There are several steps you may take in 2023 to safeguard your financial situation in light of the fact that inflation has been a severe problem for everyone.
Here are some helpful suggestions.
Request more from the bank
In light of the dramatic rise in interest rates over the past year, it is now possible to earn returns on savings accounts, money markets, certificates of deposit, and other cash equivalents. Examine your bank statement, and if your interest rate is still pitiful, consider switching banks or consulting a financial expert to locate better options.
Request more at work
To keep up with inflation, companies typically offer a “cost of living” raise. If your human resources department provided you with the standard 3% raise, you would be taking a salary cut.
Discuss with your firm the possibility of the Social Security-mandated cost-of-living adjustment of 8.7 percent to offset the increase in goods and services across most industries.
Use it prudently
If you are fortunate enough to obtain a significant increase, you should use the additional funds prudently. You do not want to fall victim to lifestyle creep or an increase in your typical spending when you have more money.

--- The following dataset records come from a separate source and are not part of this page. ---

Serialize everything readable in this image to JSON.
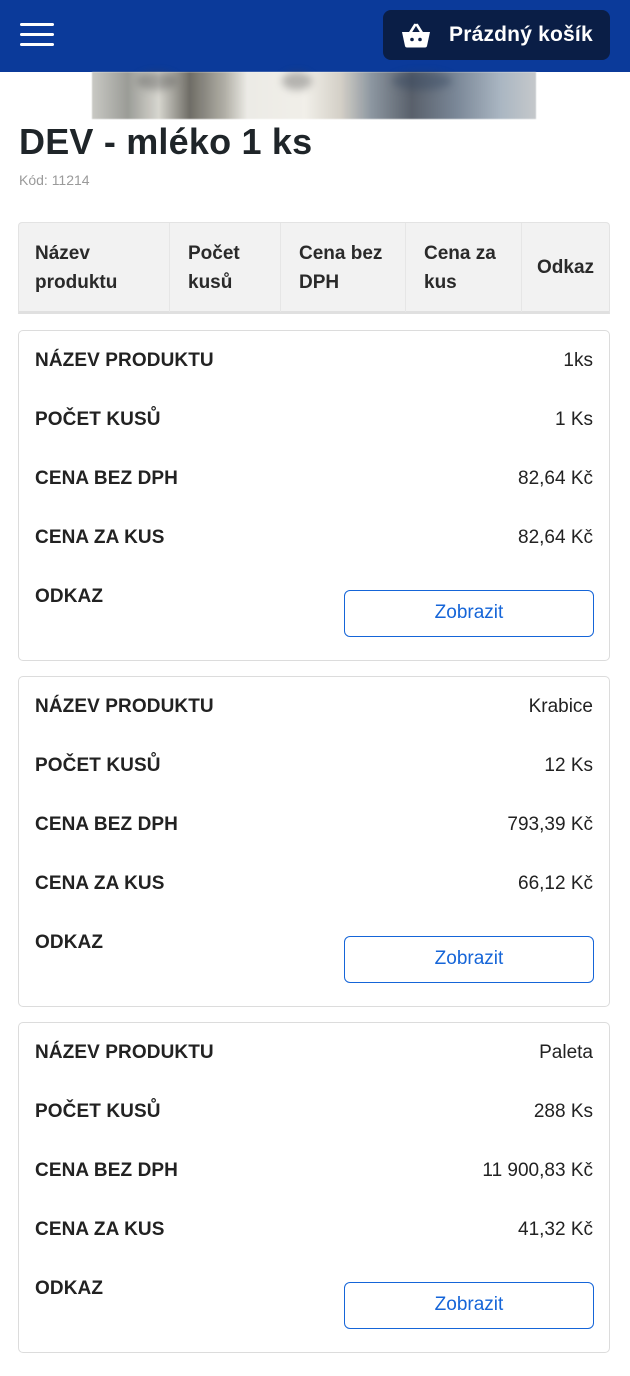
{
  "header": {
    "cart_label": "Prázdný košík",
    "menu_icon": "hamburger-icon",
    "cart_icon": "basket-icon"
  },
  "product": {
    "title": "DEV - mléko 1 ks",
    "code": "Kód: 11214"
  },
  "table": {
    "columns": [
      [
        "Název",
        "produktu"
      ],
      [
        "Počet",
        "kusů"
      ],
      [
        "Cena bez",
        "DPH"
      ],
      [
        "Cena za",
        "kus"
      ],
      [
        "Odkaz"
      ]
    ],
    "row_labels": {
      "name": "NÁZEV PRODUKTU",
      "count": "POČET KUSŮ",
      "price_no_vat": "CENA BEZ DPH",
      "unit_price": "CENA ZA KUS",
      "link": "ODKAZ"
    },
    "rows": [
      {
        "name": "1ks",
        "count": "1 Ks",
        "price_no_vat": "82,64 Kč",
        "unit_price": "82,64 Kč",
        "link_label": "Zobrazit"
      },
      {
        "name": "Krabice",
        "count": "12 Ks",
        "price_no_vat": "793,39 Kč",
        "unit_price": "66,12 Kč",
        "link_label": "Zobrazit"
      },
      {
        "name": "Paleta",
        "count": "288 Ks",
        "price_no_vat": "11 900,83 Kč",
        "unit_price": "41,32 Kč",
        "link_label": "Zobrazit"
      }
    ]
  },
  "colors": {
    "header_bg": "#0b3a9a",
    "cart_bg": "#0a1e46",
    "link_blue": "#1565d8"
  }
}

Try to maintain your former standard of life and utilize any surplus funds to pay down debt, save for the future, or build an emergency fund. If you have variable-rate debt, such as a home equity line of credit or personal credit cards, you should pay it off as quickly as possible because it becomes more expensive as interest rates climb.
Boost your financial contributions
IRS has raised contribution limitations for the majority of retirement savings plans. This is good news for those of us that are behind. The 2023 restrictions will be as follows:
401(k): $22,500 yearly with a $7,500 catch-up provision for those 50 and older.
IRA: $6,500 yearly with a $1,000 catch-up provision for those 50 and older.
HSA: $3,850 per year for individuals and $7,750 per year for families, with a $1,000 catch-up provision for those 55 and older.
SIMPLE IRA: $15,000 annually with a $3,500 catch-up provision for those 50 and over.
Annual Defined Benefits: $265,000
Annual Contribution Plan Contribution: $66,000
If you are already contributing the maximum to your retirement accounts in 2022, consider boosting your contributions in 2023 to meet the new, higher limitations.
As a result of the significant changes in the cost of living, you and your advisors may need to have numerous new planning discussions. Discuss with your CPA or financial advisor the potential tax planning options associated with prolonged employment, relocation to a different U.S. state, researching Roth IRA conversions, and other income tax timing tactics.
What you should know
Inflation is frightening and harming many families, but there are methods to mitigate its impact. Taking deliberate actions with the assistance of a reputable and skilled advisor can significantly affect your financial future.